伴随着市场经济改革的推进,中国的社会不平等程度持续扩大(Xie and Zhou, 2014),社会分化日益明显。在这个过程中,社会精英阶层能够积累越来越多的社会资源。由于社会精英阶层的相对地位正在发生变化,他们的流动模式或地位获得模式日益成为被关注的问题,这在一定程度上反映了社会机会结构的开放性。研究者试图回答的一个基本问题是,在社会经济体制转型的过程中,社会精英的流动模式是否发生了变化?这一问题实际上包括代内精英流动与代际精英流动两方面的内容,前者关心的是市场转型过程中原再分配体制下的精英是否被新兴市场精英所取代,以及这些新兴市场精英的社会来源,后者则聚焦于精英子女能否继承其父母的精英地位。
本文认为,上述研究在讨论家庭背景的影响时,所纳入的家庭是不完整的,基本上都忽视了配偶家庭的作用。尽管从常识上人们都认为婚姻会影响精英地位获得,但这种影响的具体过程仍然有待数据检验。而且,从生命历程的视角来看,配偶家庭是在个体成年以后才进入,那么它的影响是否会有别于个体的原生家庭呢?另一方面,目前关于原再分配体制下的精英与市场精英的流动研究主要讨论的是代内流动与转化,对代际流动与转化的相关研究较少,而从婚姻路径讨论的研究几乎没有。基于此,本文将着重讨论当代中国城市中配偶家庭对个体精英地位获得的影响,以丰富我们对精英地位获得的认识,并借此透视城市社会结构形成的机制。
一、市场转型背景下的精英地位获得研究关于1949年以后的精英地位获得研究,研究者最开始关注的是改革前的再分配经济是否成功实现了“去分层化”。尽管有学者认为改革之前的中国社会不平等程度非常低(Parish,1981),但多数研究显示,中国社会在改革前依然存在一个以再分配体制下的干部为主体的精英阶层,他们享受较高的隐性福利,其子女在教育、职业和工作单位获得上也更具优势(Lin and Bian, 1991;周雪光,2015)。魏昂德(Walder,1995)进一步指出,这个精英阶层内部存在分化,包括管理干部精英与技术干部精英,二者的获得路径是不一样的:政治忠诚(党员身份)是获得管理干部精英的必要条件,却没有对人们成为技术干部精英有所助益,而专业能力(教育水平)是成为技术干部精英的必要条件。

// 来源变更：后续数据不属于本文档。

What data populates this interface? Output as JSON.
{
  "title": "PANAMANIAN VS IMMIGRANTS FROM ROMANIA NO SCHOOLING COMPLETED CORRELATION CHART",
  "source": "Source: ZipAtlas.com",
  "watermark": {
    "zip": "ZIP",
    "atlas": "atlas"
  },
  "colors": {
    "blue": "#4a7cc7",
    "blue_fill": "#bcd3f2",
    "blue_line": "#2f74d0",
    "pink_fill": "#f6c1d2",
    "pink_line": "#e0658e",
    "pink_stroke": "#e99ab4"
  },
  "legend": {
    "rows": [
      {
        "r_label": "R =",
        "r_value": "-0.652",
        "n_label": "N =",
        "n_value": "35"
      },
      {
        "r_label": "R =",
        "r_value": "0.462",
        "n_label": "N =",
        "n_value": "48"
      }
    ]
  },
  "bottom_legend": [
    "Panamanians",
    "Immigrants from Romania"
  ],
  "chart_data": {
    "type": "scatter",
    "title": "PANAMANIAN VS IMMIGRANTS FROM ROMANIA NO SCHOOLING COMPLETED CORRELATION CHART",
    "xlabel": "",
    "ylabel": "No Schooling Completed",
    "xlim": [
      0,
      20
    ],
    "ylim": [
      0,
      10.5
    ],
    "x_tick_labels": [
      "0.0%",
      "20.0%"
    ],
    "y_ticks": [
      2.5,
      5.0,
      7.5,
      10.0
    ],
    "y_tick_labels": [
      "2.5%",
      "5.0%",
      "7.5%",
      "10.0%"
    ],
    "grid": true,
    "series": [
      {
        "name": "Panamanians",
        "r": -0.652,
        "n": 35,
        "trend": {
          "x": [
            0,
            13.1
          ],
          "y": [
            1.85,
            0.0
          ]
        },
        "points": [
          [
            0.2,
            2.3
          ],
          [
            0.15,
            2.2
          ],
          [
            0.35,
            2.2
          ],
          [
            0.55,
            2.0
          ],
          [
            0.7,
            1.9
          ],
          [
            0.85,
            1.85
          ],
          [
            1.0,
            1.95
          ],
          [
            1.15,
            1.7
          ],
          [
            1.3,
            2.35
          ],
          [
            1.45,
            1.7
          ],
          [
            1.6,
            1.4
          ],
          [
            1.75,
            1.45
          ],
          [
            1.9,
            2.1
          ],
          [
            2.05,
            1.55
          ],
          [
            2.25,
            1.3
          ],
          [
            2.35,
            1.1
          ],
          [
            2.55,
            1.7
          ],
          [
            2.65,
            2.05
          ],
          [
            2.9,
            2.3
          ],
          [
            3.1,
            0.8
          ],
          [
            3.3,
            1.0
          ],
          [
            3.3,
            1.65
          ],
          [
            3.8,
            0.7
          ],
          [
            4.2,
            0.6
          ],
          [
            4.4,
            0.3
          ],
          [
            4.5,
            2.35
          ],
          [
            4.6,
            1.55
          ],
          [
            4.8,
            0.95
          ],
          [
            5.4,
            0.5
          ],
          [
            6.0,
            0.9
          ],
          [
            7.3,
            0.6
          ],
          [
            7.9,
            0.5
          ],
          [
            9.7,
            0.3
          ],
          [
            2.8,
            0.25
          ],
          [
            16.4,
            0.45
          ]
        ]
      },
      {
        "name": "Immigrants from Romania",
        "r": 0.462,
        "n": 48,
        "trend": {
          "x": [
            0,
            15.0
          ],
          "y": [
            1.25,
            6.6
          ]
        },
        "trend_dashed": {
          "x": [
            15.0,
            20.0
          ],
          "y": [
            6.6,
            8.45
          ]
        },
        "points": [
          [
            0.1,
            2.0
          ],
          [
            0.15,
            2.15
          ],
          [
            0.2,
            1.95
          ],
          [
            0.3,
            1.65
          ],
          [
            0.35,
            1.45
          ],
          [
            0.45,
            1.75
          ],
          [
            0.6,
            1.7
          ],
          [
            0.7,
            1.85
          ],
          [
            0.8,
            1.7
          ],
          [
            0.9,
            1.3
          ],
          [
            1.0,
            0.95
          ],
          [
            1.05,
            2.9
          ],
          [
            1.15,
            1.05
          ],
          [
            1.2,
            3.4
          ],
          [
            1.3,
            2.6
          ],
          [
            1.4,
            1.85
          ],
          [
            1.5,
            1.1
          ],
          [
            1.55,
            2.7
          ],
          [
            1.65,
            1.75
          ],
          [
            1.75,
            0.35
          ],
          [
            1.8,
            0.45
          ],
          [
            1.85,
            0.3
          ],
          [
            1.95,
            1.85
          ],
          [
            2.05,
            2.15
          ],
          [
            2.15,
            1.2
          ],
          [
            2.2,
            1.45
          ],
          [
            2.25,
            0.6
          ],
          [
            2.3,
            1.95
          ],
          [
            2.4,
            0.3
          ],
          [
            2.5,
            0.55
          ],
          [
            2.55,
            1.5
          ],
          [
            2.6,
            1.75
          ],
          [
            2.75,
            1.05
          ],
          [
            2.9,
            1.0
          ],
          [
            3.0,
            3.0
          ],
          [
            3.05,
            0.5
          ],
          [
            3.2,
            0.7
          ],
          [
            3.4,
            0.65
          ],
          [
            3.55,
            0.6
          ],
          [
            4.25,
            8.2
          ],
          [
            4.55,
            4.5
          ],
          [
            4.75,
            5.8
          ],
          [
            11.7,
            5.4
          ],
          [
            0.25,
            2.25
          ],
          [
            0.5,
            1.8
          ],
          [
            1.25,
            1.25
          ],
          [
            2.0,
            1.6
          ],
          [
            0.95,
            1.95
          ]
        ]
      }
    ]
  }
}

随着中国经济体制改革的推进,研究者很快将注意力转向这场巨大转型带来的社会影响,并且围绕“市场转型理论”出现了大量研究与争论。争论的核心在于,市场权力是否取代了原再分配权力成为社会资源分配的主导力量,由此,新兴市场精英是否取代了原再分配体制下的精英(Nee,1989)。概括来讲,虽然改革后的中国重新出现了一个在改革前被消灭的市场精英阶层,但在目前的政治经济体制之下,市场精英很难取代原再分配体制下的精英(Bian and Logen, 1996;Zhou, et al., 1996)。
另一方面,研究者关心谁将成为新兴的市场精英,是原再分配体制下的精英还是一般社会成员。“市场转型理论”与其反对者各持一端,伊亚尔等(2008)提出“精英分化理论”,他们认为,不是所有的再分配体制下的精英都能适应市场竞争,只有那些拥有文化资本的再分配体制下的精英能够顺利将文化资本转化为经济资本,从而维持自己的精英地位。关于中国的相关研究则发现,再分配体制下的干部在成为个体户和企业主上具有更大优势,但这一过程在城市与农村中可能不太一样:农村干部从一开始就具有较大优势,而城市干部的优势到改革逐渐深入以后才开始显现(宋时歌,1998;吴晓刚,2006)。
上述研究均聚焦于市场转型过程中的精英代内流动,随着市场转型过程的不断推进,精英代际流动也开始进入研究者的视野。一个主要问题是,不同类型的精英在代际流动过程中有怎样的变化。有学者指出,中国精英已经形成强大联盟,精英与大众的分化越来越明显(孙立平等,1998)。郑辉与李路路(2009)的研究支持该观点,认为精英群体与非精英群体之间存在明显的排斥现象,而精英群体内部是团结合作的,实现了人员的自由交换。但另一些研究指出,精英阶层的代际转化更有可能存在于体制内,而体制外精英与体制内精英依然存在一定的分割。例如,吴愈晓(2010)的研究发现,中国农村中改革前的精英的子女更可能成为政治精英,而1949年前的精英的子女更可能成为经济精英,二者的转化路径有所区别。最近的一项研究考察了全国层面的情况,同样支持精英再生产的二元路径的观点(吕鹏、范晓光,2016)。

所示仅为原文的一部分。